Sandwiched between is the bluegrassy banjo accompanied Drive, a song previously recorded by The Trishas, but here it takes on a more upbeat tone with the singer driving way from a toxic relationship. Another leaving song comes with the slow-paced Why I Left Atlanta, only this time it’s the narrator driving way from a relationship and the dreams that he wrecked.
Taken at a similarly slow pace with Gill on harmonies, the drawled No Genie In This Bottle is a poignant steel-coloured story song about fruitlessly looking for meaning and answers in drink and “as I get closer to the bottom I find it just as empty as it was before.” The quest to find salvation or redemption is there too on Rain, Rogers’ fiddle affording a down-home feel to the bluesy gospel call to be cleansed.

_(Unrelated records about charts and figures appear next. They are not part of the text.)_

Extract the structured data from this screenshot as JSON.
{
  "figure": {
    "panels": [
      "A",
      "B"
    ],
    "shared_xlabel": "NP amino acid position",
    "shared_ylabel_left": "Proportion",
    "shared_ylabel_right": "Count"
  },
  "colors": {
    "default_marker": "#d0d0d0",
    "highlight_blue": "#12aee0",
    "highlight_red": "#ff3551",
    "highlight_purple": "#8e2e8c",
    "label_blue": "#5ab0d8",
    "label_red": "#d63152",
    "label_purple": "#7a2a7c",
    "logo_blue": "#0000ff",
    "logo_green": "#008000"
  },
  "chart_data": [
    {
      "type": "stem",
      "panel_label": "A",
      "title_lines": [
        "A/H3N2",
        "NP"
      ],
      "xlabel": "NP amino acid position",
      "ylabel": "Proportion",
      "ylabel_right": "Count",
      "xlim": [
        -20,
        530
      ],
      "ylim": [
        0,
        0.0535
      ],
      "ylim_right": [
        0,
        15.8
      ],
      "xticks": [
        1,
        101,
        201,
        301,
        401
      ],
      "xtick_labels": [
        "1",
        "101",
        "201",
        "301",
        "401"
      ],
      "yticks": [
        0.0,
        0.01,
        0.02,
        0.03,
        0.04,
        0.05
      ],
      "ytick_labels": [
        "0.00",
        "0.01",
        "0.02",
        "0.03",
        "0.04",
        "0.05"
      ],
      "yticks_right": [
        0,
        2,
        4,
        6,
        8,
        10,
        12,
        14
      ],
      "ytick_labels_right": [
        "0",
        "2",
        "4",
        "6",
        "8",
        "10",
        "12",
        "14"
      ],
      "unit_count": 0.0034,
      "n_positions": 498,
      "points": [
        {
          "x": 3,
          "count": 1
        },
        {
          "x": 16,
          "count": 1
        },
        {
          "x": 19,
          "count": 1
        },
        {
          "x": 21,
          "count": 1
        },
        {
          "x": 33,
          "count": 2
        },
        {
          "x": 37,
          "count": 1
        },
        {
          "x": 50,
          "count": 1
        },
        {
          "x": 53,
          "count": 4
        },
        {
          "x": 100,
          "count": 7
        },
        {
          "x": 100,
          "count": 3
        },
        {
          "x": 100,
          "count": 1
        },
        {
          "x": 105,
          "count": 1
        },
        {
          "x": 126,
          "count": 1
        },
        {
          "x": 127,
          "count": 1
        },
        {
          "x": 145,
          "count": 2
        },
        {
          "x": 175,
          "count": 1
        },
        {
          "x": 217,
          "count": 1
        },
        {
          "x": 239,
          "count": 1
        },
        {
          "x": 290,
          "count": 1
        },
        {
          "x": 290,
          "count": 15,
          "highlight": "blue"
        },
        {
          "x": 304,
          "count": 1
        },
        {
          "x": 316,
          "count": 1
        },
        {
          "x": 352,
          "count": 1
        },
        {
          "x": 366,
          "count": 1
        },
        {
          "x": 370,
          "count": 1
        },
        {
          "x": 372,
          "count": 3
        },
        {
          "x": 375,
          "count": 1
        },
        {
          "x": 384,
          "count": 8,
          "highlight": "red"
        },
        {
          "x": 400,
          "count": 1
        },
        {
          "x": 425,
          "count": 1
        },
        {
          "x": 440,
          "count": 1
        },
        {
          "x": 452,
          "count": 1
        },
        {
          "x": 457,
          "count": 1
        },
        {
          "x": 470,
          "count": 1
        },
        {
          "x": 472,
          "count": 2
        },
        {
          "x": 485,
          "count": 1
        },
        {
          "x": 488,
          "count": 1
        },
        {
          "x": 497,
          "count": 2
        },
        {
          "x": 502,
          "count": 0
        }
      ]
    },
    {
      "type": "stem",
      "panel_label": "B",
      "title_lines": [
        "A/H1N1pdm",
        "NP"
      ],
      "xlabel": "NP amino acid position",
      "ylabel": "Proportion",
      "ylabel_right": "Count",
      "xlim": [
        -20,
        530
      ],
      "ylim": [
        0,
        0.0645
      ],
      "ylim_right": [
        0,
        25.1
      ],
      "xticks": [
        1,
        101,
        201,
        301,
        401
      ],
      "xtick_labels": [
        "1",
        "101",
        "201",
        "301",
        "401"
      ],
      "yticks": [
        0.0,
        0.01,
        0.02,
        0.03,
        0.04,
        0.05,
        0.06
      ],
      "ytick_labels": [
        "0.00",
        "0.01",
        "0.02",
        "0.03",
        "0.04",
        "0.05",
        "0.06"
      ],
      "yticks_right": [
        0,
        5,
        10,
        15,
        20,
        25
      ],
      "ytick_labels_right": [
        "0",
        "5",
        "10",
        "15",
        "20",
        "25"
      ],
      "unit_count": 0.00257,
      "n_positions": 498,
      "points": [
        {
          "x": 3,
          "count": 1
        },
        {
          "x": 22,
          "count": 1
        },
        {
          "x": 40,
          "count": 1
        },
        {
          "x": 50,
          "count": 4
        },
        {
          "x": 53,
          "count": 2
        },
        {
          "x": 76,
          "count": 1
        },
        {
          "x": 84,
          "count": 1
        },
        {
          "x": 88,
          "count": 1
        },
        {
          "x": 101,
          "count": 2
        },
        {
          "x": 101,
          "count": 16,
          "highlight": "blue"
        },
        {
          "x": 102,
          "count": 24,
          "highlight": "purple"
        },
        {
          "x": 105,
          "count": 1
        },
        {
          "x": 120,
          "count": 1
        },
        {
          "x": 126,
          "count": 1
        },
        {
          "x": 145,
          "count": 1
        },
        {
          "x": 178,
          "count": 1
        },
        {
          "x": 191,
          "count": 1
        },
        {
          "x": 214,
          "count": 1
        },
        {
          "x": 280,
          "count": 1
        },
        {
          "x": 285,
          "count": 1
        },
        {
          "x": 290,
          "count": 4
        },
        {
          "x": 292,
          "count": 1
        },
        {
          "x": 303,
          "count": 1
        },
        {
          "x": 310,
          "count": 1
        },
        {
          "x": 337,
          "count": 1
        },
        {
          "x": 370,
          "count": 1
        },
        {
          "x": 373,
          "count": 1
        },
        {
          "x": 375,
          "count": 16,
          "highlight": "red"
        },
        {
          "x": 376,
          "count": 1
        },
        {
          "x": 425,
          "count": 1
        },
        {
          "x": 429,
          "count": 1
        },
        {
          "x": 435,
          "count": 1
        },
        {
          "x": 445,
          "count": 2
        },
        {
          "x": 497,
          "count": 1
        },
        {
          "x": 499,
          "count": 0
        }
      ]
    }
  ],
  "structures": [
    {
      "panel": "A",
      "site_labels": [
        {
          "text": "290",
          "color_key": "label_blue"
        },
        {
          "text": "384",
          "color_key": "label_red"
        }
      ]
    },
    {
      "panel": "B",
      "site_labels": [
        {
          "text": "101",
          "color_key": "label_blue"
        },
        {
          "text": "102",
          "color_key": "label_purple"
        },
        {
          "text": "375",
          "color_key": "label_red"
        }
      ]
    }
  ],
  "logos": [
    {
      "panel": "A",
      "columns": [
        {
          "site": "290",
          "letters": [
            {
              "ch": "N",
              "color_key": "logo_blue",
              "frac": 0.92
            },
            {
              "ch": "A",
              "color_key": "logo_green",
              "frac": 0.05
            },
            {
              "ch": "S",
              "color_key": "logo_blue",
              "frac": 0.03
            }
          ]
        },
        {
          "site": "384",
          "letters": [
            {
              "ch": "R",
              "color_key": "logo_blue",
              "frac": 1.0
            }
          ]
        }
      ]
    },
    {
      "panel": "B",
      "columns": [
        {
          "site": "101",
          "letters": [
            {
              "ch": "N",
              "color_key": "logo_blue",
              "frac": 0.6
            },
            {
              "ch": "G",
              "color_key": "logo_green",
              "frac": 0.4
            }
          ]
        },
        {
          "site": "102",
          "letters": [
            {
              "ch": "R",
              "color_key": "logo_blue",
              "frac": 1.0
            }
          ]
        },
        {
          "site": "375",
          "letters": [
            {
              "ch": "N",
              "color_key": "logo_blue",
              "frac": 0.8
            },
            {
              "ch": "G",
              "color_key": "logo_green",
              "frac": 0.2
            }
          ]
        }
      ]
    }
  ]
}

The dappled love song Where I’ve Been has been recorded twice before, first by Patton on 2015’s, So This Is Life and then by her and Eady on last year’s duets album Something Together. This time round, he takes the vocal spotlight while she provides the harmonies and it certainly stands hearing again in a new setting.
Things get frisky with the shuffling Waiting To Shine, another contribution to the travelling musician genre. Basically about the songwriting process, while the line about singing words someone left behind might suggest stealing another’s lyrics (“finders are keepers, and I’ll take all the keepers I can find”), it’s more about finding inspiration in those you meet along the way whose words are like diamonds “buried in the bottom of the coal just waiting to shine.”
The last two numbers strike a personal note, both to do with the passing years. With Maines on keening steel, Not Too Loud is an account of watching his daughter grow, from schooldays waiting for him to come home to driving around with friends and writing college applications and the pride in seeing “the woman she’s growing to be” while holding on to the memories of his little girl. It sounds sentimental, but it’s very touching.
The perspective shifts for the final number, 40 Years, which, backed by fiddle and delivered in that Clark-styled semi-spoken manner, has him looking back on his own life and the things learned in his four decades, the blind kind of courage and the good kind of fear, reaping what you sow and how you just keep doing those things you believe in. Hopefully making albums like this is one of them.